Was sagen Sie dazu? Finden Sie das gut? Ich bin schon der Meinung, das staatliche Lotto-Toto muss man vor illegalen Wettanbietern schützen; denn über die Abgaben erreichen wir, dass Mittel sinnvoll verwandt werden.

(Alexander Bauer (CDU): Illegale Wettanbieter sind doch verboten, oder?)

Herr Bauer, und warum machen Sie hier in Hessen nichts dagegen? Warum greifen Sie nicht die Initiative von Herrn Sundermann auf? Da Sie dazu nicht in der Lage sind und wir Ihnen die Gelegenheit geben, das zu machen, werden wir auch deswegen die dritte Lesung beantragen, um das zu thematisieren.

(Beifall bei der SPD)

Wir sind schon an einer Stärkung der staatlichen Toto-Lotto-Gesellschaft interessiert, weil das Thema Spielsucht dort anders und besser aufgehoben ist. Das heißt nicht, dass es nicht auch da Verbesserungsbedarf gibt. Aber das, was an Abgaben gezahlt wird, kommt der Allgemeinheit, dem Sport, den Kulturtreibenden und anderen Einrichtungen zugute, die wir brauchen und sonst mit Steuergeldern unterstützen müssten.

Deshalb ist es ausgesprochen schade, dass Sie diese, wie ich finde, sinnvolle Anregung von Herrn Sundermann gar nicht in Erwägung ziehen. Zumindest ist von Ihnen nichts angedeutet worden. Damit könnte man auch deutlicher gegen illegale Anbieter vorgehen.

Im Übrigen ist auch diese Landesregierung nicht gehindert, gegen illegale Wettanbieter vorzugehen. Auch das ist rechtsstaatlich durchaus geboten.

(Beifall bei Abgeordneten der SPD)

Meine Damen und Herren, es ist kein großer Wurf: Ein schlechtes Gesetz wird zusammengeschrumpft, löst nicht die tatsächlichen Herausforderungen. Sie sagen, die Länder müssen sich wieder zusammensetzen und verhandeln. Das machen sie seit Jahren, und es bewegt sich gar nichts an der Stelle.
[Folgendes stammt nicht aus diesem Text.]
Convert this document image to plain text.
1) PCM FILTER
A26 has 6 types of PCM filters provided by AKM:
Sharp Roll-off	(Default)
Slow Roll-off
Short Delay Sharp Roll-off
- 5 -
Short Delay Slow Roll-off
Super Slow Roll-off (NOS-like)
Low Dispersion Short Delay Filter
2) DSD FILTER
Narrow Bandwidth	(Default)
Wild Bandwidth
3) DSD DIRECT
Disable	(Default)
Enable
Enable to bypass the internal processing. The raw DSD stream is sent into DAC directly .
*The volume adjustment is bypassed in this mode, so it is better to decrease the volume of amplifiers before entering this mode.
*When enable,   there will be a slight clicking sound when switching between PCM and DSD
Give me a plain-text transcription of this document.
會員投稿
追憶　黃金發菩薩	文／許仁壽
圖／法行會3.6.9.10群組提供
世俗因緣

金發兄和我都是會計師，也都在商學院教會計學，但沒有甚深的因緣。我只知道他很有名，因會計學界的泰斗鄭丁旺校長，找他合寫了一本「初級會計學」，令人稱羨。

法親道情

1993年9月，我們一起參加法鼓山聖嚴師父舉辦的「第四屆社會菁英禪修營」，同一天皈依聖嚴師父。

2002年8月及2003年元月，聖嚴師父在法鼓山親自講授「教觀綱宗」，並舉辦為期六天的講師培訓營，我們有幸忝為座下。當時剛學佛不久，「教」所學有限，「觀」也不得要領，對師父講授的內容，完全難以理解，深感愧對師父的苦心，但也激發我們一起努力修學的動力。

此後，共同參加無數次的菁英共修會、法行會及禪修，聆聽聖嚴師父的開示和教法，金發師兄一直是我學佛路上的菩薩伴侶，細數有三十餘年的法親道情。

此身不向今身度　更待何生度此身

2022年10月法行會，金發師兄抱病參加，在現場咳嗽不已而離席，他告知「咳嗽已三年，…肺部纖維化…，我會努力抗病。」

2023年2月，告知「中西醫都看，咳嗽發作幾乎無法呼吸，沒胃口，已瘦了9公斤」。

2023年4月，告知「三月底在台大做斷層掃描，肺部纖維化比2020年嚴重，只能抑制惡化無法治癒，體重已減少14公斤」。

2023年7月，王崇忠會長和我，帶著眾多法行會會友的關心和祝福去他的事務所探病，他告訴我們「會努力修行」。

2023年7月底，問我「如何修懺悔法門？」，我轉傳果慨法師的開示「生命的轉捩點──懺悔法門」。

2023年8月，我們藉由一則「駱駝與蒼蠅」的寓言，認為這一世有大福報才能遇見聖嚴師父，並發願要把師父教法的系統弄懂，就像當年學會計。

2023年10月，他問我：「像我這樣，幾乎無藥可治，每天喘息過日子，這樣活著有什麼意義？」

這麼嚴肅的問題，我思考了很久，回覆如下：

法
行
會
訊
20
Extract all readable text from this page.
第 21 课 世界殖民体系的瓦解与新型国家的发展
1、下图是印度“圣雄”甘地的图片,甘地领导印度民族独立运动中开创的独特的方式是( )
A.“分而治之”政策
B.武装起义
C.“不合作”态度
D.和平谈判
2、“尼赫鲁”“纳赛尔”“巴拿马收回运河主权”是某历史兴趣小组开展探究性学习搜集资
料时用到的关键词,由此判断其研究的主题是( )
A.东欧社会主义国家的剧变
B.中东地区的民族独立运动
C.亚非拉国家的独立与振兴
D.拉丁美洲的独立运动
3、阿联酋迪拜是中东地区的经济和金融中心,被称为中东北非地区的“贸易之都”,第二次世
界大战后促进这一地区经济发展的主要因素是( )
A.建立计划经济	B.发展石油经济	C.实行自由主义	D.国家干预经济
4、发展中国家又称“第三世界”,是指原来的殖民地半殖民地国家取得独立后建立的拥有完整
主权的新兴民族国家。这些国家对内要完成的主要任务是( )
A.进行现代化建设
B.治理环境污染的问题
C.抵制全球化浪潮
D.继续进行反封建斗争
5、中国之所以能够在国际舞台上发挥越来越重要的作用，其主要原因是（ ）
Sie sagen, Hessen hat eine Vorreiterrolle. Das kann ich Ihnen leider nicht bestätigen. Pleiten, Pech und Pannen beim Thema Glücksspielstaatsvertrag gehen weiter. Hessen ist nicht allein auf dieser Welt, das weiß ich. Hessen ist auch nicht allein schuld. Aber die Länder bekommen es nicht hin, und Hessen hat einen Anteil daran, dass wir heute da stehen und zum Teil handlungsunfähig sind. Das müssen wir beenden. – Vielen Dank.

(Beifall bei der SPD)

Danke, Herr Rudolph. – Für BÜNDNIS 90/DIE GRÜNEN hat sich Herr Frömmrich zu Wort gemeldet.

Herr Präsident, meine sehr verehrten Damen und Herren! Ich verstehe es nicht wirklich, aber vielleicht hilft uns die dritte Lesung weiter. Ich will es in Richtung des Kollegen Rudolph sagen: In vielen Dingen, die Sie gerade vorgetragen haben oder die auch der Kollege Greilich vorgetragen hat, was den Regelungskomplex Staatsvertrag insgesamt angeht, sind wir uns, glaube ich, doch einig. Dass keiner, der sich mit diesem Themenkomplex beschäftigt, mit dem zufrieden sein kann, was wir hier zu behandeln haben, auch in Reaktion auf das, was jetzt in Schleswig-Holstein und in Nordrhein-Westfalen angekündigt worden ist, das ist doch kein Grund zur Aufregung.

(Hermann Schaus (DIE LINKE): Kein Grund zur Aufregung?)

Ich will daran erinnern, damit wir vielleicht das eine oder andere Argument abschichten – und zwar in Richtung des Kollegen Greilich, der gesagt hat: schlechter Staatsvertrag, Papiertiger, zurückrudern –: Die Grundlage dessen, worüber wir hier reden, der ganze Themenkomplex der Glücksspiel„regulierung“, ist im ersten Staatsvertrag angelegt gewesen. Das haben wir hier schon einmal diskutiert. Deshalb weiß ich nicht, warum man das immer so wegnuschelt. Der erste Staatsvertrag ist in der Regierungsverantwortung von CDU und FDP gemacht worden. Ich will das hier noch einmal hinterlegen.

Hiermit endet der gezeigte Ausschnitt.